Distribution of sum of squares of normal distribution

Question

Given X1,...X7 are independent and identically distributed from a normal distribution with N(1,2)

Denoting: $$\bar{X} =\frac17\sum_{i=1}^7(X_i)$$ What is the exact distribution of V below? $$V =\sum_{i=1}^7(X_i-\bar{X})^2 $$

I have derived that $$Y =\frac{\sum_{i=1}^7(X_i-\bar{X})^2}{2} $$ Y is a chi-square distribution with degree of freedom=6.

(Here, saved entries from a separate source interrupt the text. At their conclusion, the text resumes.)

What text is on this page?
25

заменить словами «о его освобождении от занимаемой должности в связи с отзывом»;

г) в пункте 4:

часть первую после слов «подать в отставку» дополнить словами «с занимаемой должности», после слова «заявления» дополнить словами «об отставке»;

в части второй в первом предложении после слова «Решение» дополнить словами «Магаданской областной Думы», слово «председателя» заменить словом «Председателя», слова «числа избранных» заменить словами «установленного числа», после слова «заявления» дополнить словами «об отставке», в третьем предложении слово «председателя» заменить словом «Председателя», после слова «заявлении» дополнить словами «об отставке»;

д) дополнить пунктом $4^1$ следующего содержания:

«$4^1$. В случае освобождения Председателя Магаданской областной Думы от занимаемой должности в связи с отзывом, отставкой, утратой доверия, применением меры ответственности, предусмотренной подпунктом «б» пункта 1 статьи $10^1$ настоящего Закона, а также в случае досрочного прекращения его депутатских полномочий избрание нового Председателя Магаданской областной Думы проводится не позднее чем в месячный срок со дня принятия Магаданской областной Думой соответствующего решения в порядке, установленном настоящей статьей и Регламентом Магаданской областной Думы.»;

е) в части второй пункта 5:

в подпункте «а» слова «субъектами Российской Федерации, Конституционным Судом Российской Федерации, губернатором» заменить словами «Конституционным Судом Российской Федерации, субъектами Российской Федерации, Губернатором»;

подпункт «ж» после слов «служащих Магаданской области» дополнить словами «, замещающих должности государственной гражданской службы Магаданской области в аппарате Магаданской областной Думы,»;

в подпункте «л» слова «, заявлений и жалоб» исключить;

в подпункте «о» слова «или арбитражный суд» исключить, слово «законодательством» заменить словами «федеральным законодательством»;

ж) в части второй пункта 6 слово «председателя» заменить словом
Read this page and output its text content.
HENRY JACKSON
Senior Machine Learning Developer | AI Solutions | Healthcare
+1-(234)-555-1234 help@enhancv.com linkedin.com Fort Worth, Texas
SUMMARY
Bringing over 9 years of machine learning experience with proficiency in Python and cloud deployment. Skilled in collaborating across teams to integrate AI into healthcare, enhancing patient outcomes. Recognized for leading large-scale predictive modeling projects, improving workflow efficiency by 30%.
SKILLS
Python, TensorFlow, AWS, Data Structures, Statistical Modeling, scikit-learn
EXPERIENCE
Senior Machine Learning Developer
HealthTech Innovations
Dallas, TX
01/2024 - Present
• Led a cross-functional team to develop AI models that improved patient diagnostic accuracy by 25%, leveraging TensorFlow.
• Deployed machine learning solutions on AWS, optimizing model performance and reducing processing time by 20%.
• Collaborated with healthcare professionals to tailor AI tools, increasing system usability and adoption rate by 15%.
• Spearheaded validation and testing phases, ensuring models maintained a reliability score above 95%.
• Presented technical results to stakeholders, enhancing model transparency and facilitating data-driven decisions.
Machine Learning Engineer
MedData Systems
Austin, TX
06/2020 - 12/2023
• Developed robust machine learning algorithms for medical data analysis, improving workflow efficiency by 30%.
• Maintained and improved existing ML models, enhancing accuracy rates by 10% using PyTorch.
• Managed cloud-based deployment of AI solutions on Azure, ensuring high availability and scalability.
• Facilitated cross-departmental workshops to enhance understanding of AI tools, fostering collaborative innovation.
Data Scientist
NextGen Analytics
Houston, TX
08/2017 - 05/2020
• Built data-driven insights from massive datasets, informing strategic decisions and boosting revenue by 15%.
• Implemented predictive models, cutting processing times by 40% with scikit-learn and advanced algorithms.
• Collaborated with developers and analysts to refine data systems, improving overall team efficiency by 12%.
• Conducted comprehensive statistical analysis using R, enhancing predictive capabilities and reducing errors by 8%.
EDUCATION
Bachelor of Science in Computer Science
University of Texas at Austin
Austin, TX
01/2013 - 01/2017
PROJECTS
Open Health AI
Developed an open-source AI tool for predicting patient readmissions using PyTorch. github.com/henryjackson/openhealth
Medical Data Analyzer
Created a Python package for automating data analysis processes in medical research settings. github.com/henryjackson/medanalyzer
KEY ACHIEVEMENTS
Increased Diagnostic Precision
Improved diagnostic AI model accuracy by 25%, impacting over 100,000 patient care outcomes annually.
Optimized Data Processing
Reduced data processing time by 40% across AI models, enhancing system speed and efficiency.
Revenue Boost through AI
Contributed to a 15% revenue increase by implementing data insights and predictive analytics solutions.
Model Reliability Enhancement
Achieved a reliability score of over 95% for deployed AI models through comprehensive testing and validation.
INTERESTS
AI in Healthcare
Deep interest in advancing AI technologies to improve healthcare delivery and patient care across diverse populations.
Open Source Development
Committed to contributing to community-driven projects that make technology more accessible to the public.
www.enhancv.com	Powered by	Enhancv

However, i am unsure of V, which does not have the factor 1/2

Answer 1

If the distribution of $Y$ is $\chi^2_6=\Gamma(k=3,\theta=2)$ with the following pdf $$ f_Y(y)=\frac{1}{\Gamma(k)\theta^k}y^{k-1}e^{-x/\theta}=\frac{1}{2^4}y^{2}e^{-x/2}, \quad y>0 $$ then $V=2Y$ follows Gamma distribution $\Gamma(k=3,\theta=4)$ with pdf $$ f_V(v) = \frac{1}{\Gamma(k)\theta^k}y^{k-1}e^{-x/\theta}=\frac{1}{2\cdot 4^3}v^{2}e^{-v/4}, \quad v>0. $$ Look here for the property

If $X\sim\chi^2(\nu)$ and $c>0$ then $cX\sim\Gamma(k=\nu/2,\theta=2c)$.